Tuesday, 24 June 2014

"The Killer that Stalked New York"

Today's film is the 1950 film with the Horror B-Movie title of "The Killer That Stalked New York". It's directed by Earl McEvoy, with a screenplay by Harry Essex (who wrote such films as "The Creature from the Black Lagoon) adapting an article by Milton Lehman.  It stars Evelyn Keyes, Charles Korvin, and William Bishop.

A basic summary of the film is in order I suppose.  Evelyn Keyes plays Sheila Bennet, a diamond smuggler with some hot merchandise who is unknowingly carrying a strain of smallpox.  She's doing this for her husband, Charles Korvin as Matt Krane.  Meanwhile, a handsome doctor played by William Bishop works to stop the spread of the deadly plague.

I want to deal with the most obvious interpretation of the film.  If you look at it from a feminist perspective, or a freudian perspective, you can argue that the woman wandering around spreading disease represents either the patriarchal fear/hatred of women or a fear of sexually transmitted disease spread by women.  This is interesting and I don't think it's entirely without merit, however it is undermined by how the main acts of immorality are perpretrated by a male character.  Matt sleeps around and betrays people and seems only motivated by his own self-interest, manifested in a Scrooge McDuckian love of money.  (He even attempts to rape someone and it's not played for anything but serious drama).

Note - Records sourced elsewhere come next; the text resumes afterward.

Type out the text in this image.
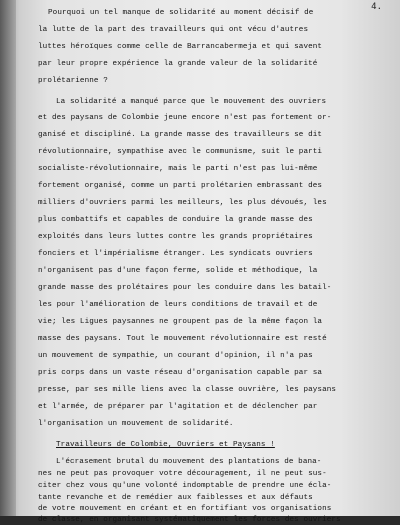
4.
Pourquoi un tel manque de solidarité au moment décisif de
la lutte de la part des travailleurs qui ont vécu d'autres
luttes héroïques comme celle de Barrancabermeja et qui savent
par leur propre expérience la grande valeur de la solidarité
prolétarienne ?
La solidarité a manqué parce que le mouvement des ouvriers
et des paysans de Colombie jeune encore n'est pas fortement or-
ganisé et discipliné. La grande masse des travailleurs se dit
révolutionnaire, sympathise avec le communisme, suit le parti
socialiste-révolutionnaire, mais le parti n'est pas lui-même
fortement organisé, comme un parti prolétarien embrassant des
milliers d'ouvriers parmi les meilleurs, les plus dévoués, les
plus combattifs et capables de conduire la grande masse des
exploités dans leurs luttes contre les grands propriétaires
fonciers et l'impérialisme étranger. Les syndicats ouvriers
n'organisent pas d'une façon ferme, solide et méthodique, la
grande masse des prolétaires pour les conduire dans les batail-
les pour l'amélioration de leurs conditions de travail et de
vie; les Ligues paysannes ne groupent pas de la même façon la
masse des paysans. Tout le mouvement révolutionnaire est resté
un mouvement de sympathie, un courant d'opinion, il n'a pas
pris corps dans un vaste réseau d'organisation capable par sa
presse, par ses mille liens avec la classe ouvrière, les paysans
et l'armée, de préparer par l'agitation et de déclencher par
l'organisation un mouvement de solidarité.
Travailleurs de Colombie, Ouvriers et Paysans !
L'écrasement brutal du mouvement des plantations de bana-
nes ne peut pas provoquer votre découragement, il ne peut sus-
citer chez vous qu'une volonté indomptable de prendre une écla-
tante revanche et de remédier aux faiblesses et aux défauts
de votre mouvement en créant et en fortifiant vos organisations
de classe, en organisant systématiquement les forces des ouvriers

I think if the people that produced this film truly hated women, they'd have gone with the more obvious femme fatale route.  This isn't to say that she isn't dangerous - she is. But she's not exactly evil, especially compared to some other noir femmes. Whether those femmes represent a fear of the female presence is up for debate.

Mostly, I let the femme fatale role slide because it's a cliche.  I know that's a dumb reason to let something go.  But cliches are powerful; if used enough, they become archetypes and resonate with the human consciousness, and the human experience.  In this way I see the femme fatale role not as a malevolent force, but maybe as an open window into the human psyche.  Sure, the room may be ugly, but would it be better if we ignored it, or should we maybe tidy up a little?  So I basically respect the femme role for two reasons: you have to respect archetypes, and they clue us in to some stuff that's going on in the cultural consciousness.

This film has a beautiful score. During calm scenes it is eerie, with carefully placed arrangements of piano and other instruments, spooky, as if this movie were actually about a scary slasher and not a subversion of the usual horror routine.  Then when things start to get exciting, the music rises with excitement, like many other film scores I suppose, but with a distinctive horror bent.

This film offers us a window into societal mores of the time.  In one scene, the main character is approached by a small girl.  I winced as I saw her pick the girl up and place her on her lap before continuing the conversation.  Not to state the obvious but you couldn't do that sort of thing nowadays.  Heck, the narrator even takes the time to establish new york as a city where millions of people cheerfully work together to solve problems.  I've heard differing descriptions from some of my friends.

The film plays with cheerful patriotic Americana imagery.  When the crisis starts to become, well, a crisis, the mayor is pulled from umpire duty of several rambunctious scamps playing baseball. This is, the film is saying, what is at stake as the disease spreads throughout the city.  Our children, playing baseball.

This film also seems to anticipate the vaccine argument that is happening today.  I'll be honest; I'm not sure what the arguments against vaccines are today.  They seem like a pretty good deal to me.  But you still get stuff on social media about how vaccines are evil, etcetera.  In the film, the argument against the vaccine for the disease that is killing people by the truckload is that even a small amount of the disease is bad, even if it protects against future infection.  The movie doesn't spend much time on this viewpoint; eventually, people get the vaccine.  So maybe this film was made by Big Vaccine or whatever.

There's a lot of other stuff to talk about, but I don't want to spoil this film. It's kind of corny, but there's a decent story that leads up to a pretty exciting climax.

Best line: The plague is described as "a killer out of the past, loose among eight million people," vocalized melodramatically by Ludwig Donath.